Die Folge "Mitgehangen" war spannend bis zum Schluss, findet unsere Autorin. Eine Frage drängt sich dann aber am Ende des "Tatorts" auf. 

Keine Experimente. Der Kölner Tatort „Mitgehangen“ war ein grundsolider Krimi, der berührte. Nicht nur, weil der Fall spannend war: Bis kurz vor Schluss war nicht klar, wer der Mörder ist. Auch, wie der Zusammenhalt der Familie, die in ihrer eigenen Welt lebte, zerbröselte, ging einem nahe. 

Verstärkt wurde das durch die Inszenierung: Man sah kaum Aufnahmen in der Totalen, alles blieb eng abgesteckt und die Kamera dicht an den Personen dran (Regie: Sebastian Ko).

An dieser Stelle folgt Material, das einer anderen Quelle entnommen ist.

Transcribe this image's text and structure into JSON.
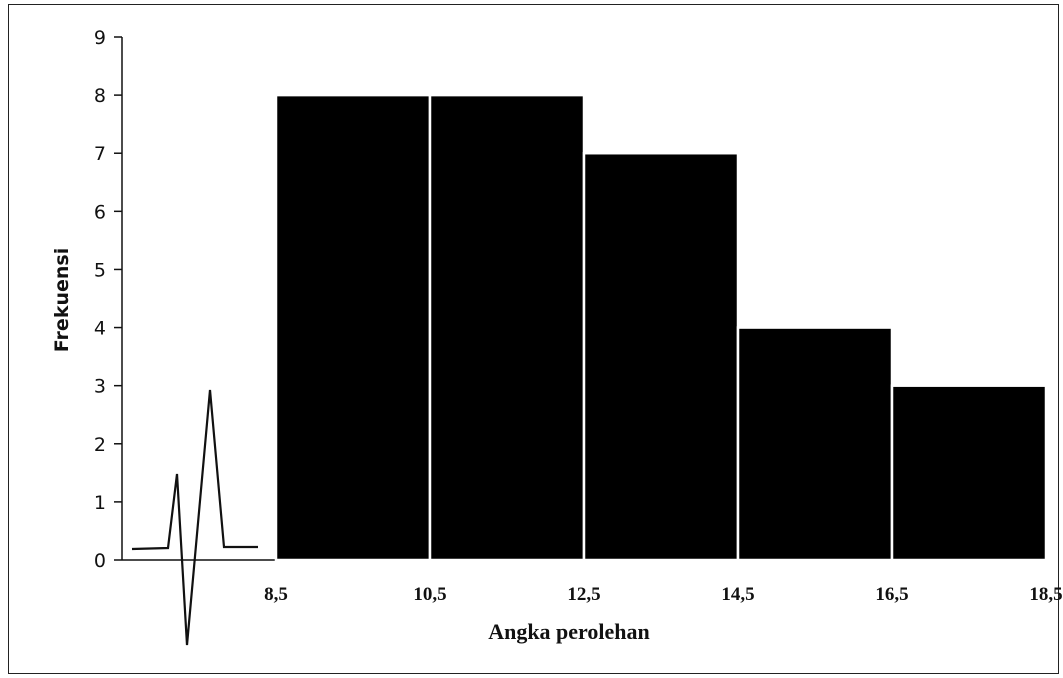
{
  "chart_data": {
    "type": "bar",
    "bins": [
      {
        "from": 8.5,
        "to": 10.5,
        "value": 8
      },
      {
        "from": 10.5,
        "to": 12.5,
        "value": 8
      },
      {
        "from": 12.5,
        "to": 14.5,
        "value": 7
      },
      {
        "from": 14.5,
        "to": 16.5,
        "value": 4
      },
      {
        "from": 16.5,
        "to": 18.5,
        "value": 3
      }
    ],
    "x_ticks": [
      "8,5",
      "10,5",
      "12,5",
      "14,5",
      "16,5",
      "18,5"
    ],
    "y_ticks": [
      "0",
      "1",
      "2",
      "3",
      "4",
      "5",
      "6",
      "7",
      "8",
      "9"
    ],
    "ylim": [
      0,
      9
    ],
    "xlabel": "Angka perolehan",
    "ylabel": "Frekuensi",
    "grid": false,
    "bar_color": "#000000",
    "bar_separator_color": "#ffffff"
  }
}
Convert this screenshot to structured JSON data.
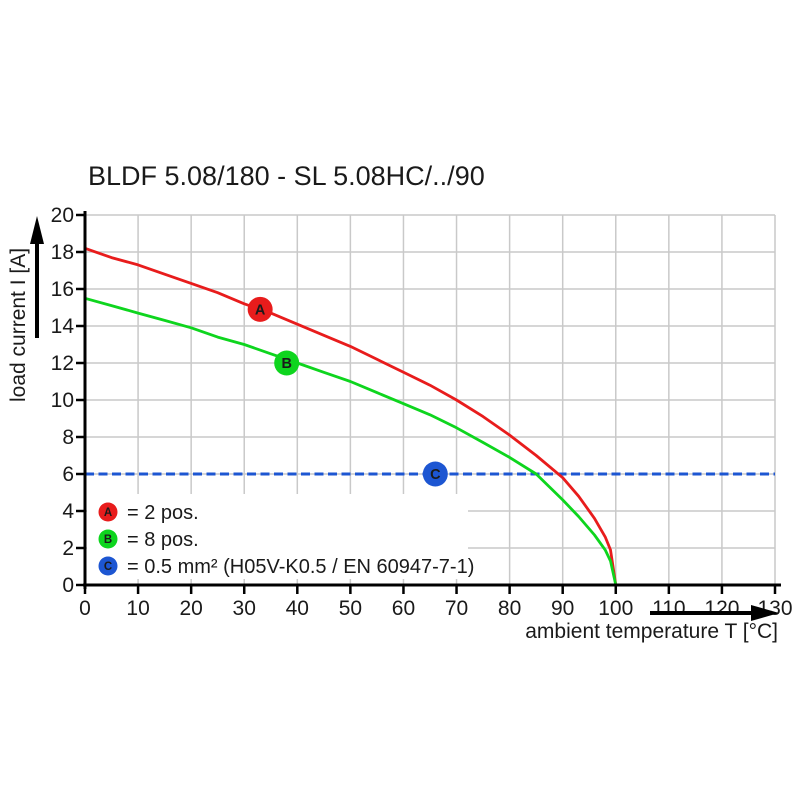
{
  "page": {
    "background": "#ffffff"
  },
  "chart_data": {
    "type": "line",
    "title": "BLDF 5.08/180 - SL 5.08HC/../90",
    "xlabel": "ambient temperature T [°C]",
    "ylabel": "load current I [A]",
    "xlim": [
      0,
      130
    ],
    "ylim": [
      0,
      20
    ],
    "x_ticks": [
      0,
      10,
      20,
      30,
      40,
      50,
      60,
      70,
      80,
      90,
      100,
      110,
      120,
      130
    ],
    "y_ticks": [
      0,
      2,
      4,
      6,
      8,
      10,
      12,
      14,
      16,
      18,
      20
    ],
    "grid": true,
    "legend_position": "bottom-left",
    "colors": {
      "grid": "#c9c9c9",
      "axis": "#000000",
      "text": "#1a1a1a",
      "red": "#e81c1c",
      "green": "#0ed51e",
      "blue": "#1d56d2",
      "marker_letter": "#ffffff"
    },
    "series": [
      {
        "name": "A",
        "label": "2 pos.",
        "color": "#e81c1c",
        "points": [
          [
            0,
            18.2
          ],
          [
            5,
            17.7
          ],
          [
            10,
            17.3
          ],
          [
            15,
            16.8
          ],
          [
            20,
            16.3
          ],
          [
            25,
            15.8
          ],
          [
            30,
            15.2
          ],
          [
            35,
            14.7
          ],
          [
            40,
            14.1
          ],
          [
            45,
            13.5
          ],
          [
            50,
            12.9
          ],
          [
            55,
            12.2
          ],
          [
            60,
            11.5
          ],
          [
            65,
            10.8
          ],
          [
            70,
            10.0
          ],
          [
            75,
            9.1
          ],
          [
            80,
            8.1
          ],
          [
            85,
            7.0
          ],
          [
            90,
            5.8
          ],
          [
            93,
            4.8
          ],
          [
            96,
            3.6
          ],
          [
            98,
            2.6
          ],
          [
            99,
            1.9
          ],
          [
            100,
            0
          ]
        ]
      },
      {
        "name": "B",
        "label": "8 pos.",
        "color": "#0ed51e",
        "points": [
          [
            0,
            15.5
          ],
          [
            5,
            15.1
          ],
          [
            10,
            14.7
          ],
          [
            15,
            14.3
          ],
          [
            20,
            13.9
          ],
          [
            25,
            13.4
          ],
          [
            30,
            13.0
          ],
          [
            35,
            12.5
          ],
          [
            40,
            12.0
          ],
          [
            45,
            11.5
          ],
          [
            50,
            11.0
          ],
          [
            55,
            10.4
          ],
          [
            60,
            9.8
          ],
          [
            65,
            9.2
          ],
          [
            70,
            8.5
          ],
          [
            75,
            7.7
          ],
          [
            80,
            6.9
          ],
          [
            85,
            6.0
          ],
          [
            90,
            4.6
          ],
          [
            93,
            3.7
          ],
          [
            96,
            2.7
          ],
          [
            98,
            1.9
          ],
          [
            99,
            1.3
          ],
          [
            100,
            0
          ]
        ]
      }
    ],
    "reference_line": {
      "name": "C",
      "label": "0.5 mm² (H05V-K0.5 / EN 60947-7-1)",
      "y": 6,
      "color": "#1d56d2",
      "style": "dashed"
    },
    "curve_markers": [
      {
        "letter": "A",
        "x": 33,
        "y": 14.9,
        "color": "#e81c1c"
      },
      {
        "letter": "B",
        "x": 38,
        "y": 12.0,
        "color": "#0ed51e"
      },
      {
        "letter": "C",
        "x": 66,
        "y": 6.0,
        "color": "#1d56d2"
      }
    ],
    "legend": {
      "items": [
        {
          "letter": "A",
          "color": "#e81c1c",
          "text": "= 2 pos."
        },
        {
          "letter": "B",
          "color": "#0ed51e",
          "text": "= 8 pos."
        },
        {
          "letter": "C",
          "color": "#1d56d2",
          "text": "= 0.5 mm² (H05V-K0.5 / EN 60947-7-1)"
        }
      ]
    }
  }
}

Es waren aber auch der Konflikt zwischen dem irritierend kalt agierenden Ermittler Ballauf (Klaus J. Behrendt) und seinem Kollegen Schenk (Dietmar Bär) sowie die starke Besetzung – allen voran Moritz Grove als zarter, verzweifelter und brutaler Vater – die dafür sorgten, dass „Mitgehangen“ fesselte.

Bei Ballaufs Schlussmonolog wurde klar, dass es für ihn um mehr als um die Tätersuche ging: Als junger Polizist ist einem nicht klar, worauf man sich einlässt. Im Einsatz kommt man oft in absolute Krisensituationen hinein. Das muss man aushalten. Ballauf ist an einem Punkt, an dem er das für sich hinterfragt. Nach diesem tollen „Tatort" dürften sich nicht nur Fans der WDR-Ermittler jetzt diese bange Frage stellen: Quittiert Ballauf bald den Dienst?